Ten tweede heeft het parlement flinke kritiek op de Eurocommissaris voor Mededinging, Kroes, die de supermarkten tot nu toe buiten schot laat. Een eerdere oproep van het parlement tot een onderzoek naar de macht van supermarkten ging bij de Eurocommissaris meteen de bureaula in, terwijl de fusie van boerencoöperaties Friesland en Campina wel aan een rigoureus onderzoek werd onderworpen.
Transparantie
Opvallend is de opstelling van de liberale fractie in het Europees Parlement. In eerste instantie steunden zij het voorstel voor een studie van de marges. Deze week dienden zij amendementen in om het volledig uit de resolutie te schrappen. Ook de kritiek aan het adres van de commissaris voor Mededinging moest verdwijnen. Deze draai wordt waarschijnlijk ingegeven door het feit dat we hier met een liberale commissaris te maken hebben.
De lobby van de supermarkten was eveneens niet mals. Zij vrezen torenhoge administratieve lasten. De statistische gegevens die we vragen zijn echter grotendeels al binnen de Europese Commissie of nationale bureaus voor statistiek voorhanden.
Het gaat ons om transparantie en inzicht in de prijsvorming voor een aantal basisproducten. Een situatie waarbij de boer altijd de restpost van de begroting is en genoegen moet nemen met wat er overblijft is op de lange termijn niet houdbaar. Zonder boeren blijven de schappen in de supermarkt leeg en komt onze voedselvoorziening in gevaar.

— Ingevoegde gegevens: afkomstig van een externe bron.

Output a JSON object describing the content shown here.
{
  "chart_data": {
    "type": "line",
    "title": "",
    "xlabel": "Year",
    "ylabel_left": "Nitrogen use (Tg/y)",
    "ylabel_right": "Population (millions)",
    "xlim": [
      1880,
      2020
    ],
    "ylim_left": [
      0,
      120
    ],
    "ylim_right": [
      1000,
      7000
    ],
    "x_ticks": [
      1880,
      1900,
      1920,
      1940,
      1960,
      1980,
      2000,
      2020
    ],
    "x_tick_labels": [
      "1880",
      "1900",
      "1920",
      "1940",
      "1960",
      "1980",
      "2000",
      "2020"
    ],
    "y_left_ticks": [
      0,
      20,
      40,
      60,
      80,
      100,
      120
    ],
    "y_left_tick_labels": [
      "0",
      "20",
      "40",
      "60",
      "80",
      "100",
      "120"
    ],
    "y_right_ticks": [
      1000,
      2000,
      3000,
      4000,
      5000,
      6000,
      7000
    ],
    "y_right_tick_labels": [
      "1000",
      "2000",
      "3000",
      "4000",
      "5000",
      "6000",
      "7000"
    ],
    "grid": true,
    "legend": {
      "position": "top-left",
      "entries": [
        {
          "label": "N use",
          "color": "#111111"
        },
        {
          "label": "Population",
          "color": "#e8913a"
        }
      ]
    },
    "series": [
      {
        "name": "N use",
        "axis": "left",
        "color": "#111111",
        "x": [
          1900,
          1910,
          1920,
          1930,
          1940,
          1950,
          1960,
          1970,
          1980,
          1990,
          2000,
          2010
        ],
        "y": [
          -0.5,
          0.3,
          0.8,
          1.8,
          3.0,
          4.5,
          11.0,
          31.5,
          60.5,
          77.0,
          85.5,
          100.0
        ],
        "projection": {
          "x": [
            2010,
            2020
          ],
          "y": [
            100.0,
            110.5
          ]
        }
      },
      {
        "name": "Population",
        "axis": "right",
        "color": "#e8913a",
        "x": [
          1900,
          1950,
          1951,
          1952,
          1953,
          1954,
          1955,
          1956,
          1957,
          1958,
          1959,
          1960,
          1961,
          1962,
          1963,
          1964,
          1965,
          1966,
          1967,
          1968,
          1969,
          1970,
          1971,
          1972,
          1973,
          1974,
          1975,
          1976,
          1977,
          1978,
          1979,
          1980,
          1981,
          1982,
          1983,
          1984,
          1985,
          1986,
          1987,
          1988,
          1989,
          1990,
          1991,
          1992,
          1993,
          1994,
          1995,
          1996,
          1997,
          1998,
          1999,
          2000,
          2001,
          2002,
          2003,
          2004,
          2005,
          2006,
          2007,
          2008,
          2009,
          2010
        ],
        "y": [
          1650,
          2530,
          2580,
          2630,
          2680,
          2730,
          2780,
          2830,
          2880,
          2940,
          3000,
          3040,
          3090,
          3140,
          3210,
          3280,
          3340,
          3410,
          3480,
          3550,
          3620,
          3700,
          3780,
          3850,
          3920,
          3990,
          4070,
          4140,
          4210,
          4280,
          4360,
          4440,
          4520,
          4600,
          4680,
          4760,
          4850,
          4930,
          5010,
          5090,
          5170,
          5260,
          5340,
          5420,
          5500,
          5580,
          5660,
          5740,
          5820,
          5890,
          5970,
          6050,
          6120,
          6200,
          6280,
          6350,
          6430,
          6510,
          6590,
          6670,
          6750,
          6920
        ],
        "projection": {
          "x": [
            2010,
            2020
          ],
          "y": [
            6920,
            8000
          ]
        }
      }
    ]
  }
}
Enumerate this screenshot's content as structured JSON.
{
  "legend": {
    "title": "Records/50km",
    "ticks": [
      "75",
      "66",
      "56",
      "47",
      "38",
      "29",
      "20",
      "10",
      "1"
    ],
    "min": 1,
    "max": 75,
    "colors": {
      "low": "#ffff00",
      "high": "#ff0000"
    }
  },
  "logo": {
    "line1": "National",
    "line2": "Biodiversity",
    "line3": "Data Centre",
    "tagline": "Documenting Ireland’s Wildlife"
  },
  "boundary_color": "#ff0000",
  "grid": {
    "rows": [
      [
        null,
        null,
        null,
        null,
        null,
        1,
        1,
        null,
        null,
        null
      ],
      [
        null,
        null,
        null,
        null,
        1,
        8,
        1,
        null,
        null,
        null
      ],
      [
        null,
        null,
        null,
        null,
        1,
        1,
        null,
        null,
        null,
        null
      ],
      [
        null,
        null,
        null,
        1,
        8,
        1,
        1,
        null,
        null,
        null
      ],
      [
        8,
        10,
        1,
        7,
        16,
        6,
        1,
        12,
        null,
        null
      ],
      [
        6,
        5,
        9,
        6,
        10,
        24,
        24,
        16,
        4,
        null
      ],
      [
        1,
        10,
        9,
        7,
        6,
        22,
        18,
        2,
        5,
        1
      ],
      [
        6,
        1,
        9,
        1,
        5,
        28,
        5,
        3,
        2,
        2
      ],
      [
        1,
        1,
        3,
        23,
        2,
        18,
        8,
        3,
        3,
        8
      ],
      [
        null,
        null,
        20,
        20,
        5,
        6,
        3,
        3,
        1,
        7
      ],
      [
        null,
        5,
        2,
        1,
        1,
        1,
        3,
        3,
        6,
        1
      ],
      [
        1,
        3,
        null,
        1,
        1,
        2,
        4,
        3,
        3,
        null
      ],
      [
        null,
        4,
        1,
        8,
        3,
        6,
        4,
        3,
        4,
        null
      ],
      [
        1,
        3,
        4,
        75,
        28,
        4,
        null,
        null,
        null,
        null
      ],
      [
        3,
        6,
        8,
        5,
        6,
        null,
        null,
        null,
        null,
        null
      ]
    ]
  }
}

Natuurlijk is het niet de bedoeling om vanuit Europa onze prijzen te bepalen. Dat kunnen en willen we niet. Een eerlijke prijs van erf tot aanrecht is de doelstelling. De supermarkten spelen daarbij een doorslaggevende rol. In tegenstelling tot de grote aantallen boeren zijn de inkooporganisaties en supermarktbedrijven in Nederland op één hand te tellen. Met die macht komt ook een grote verantwoordelijkheid.
De auteur is lid van het Europees Parlement voor het CDA.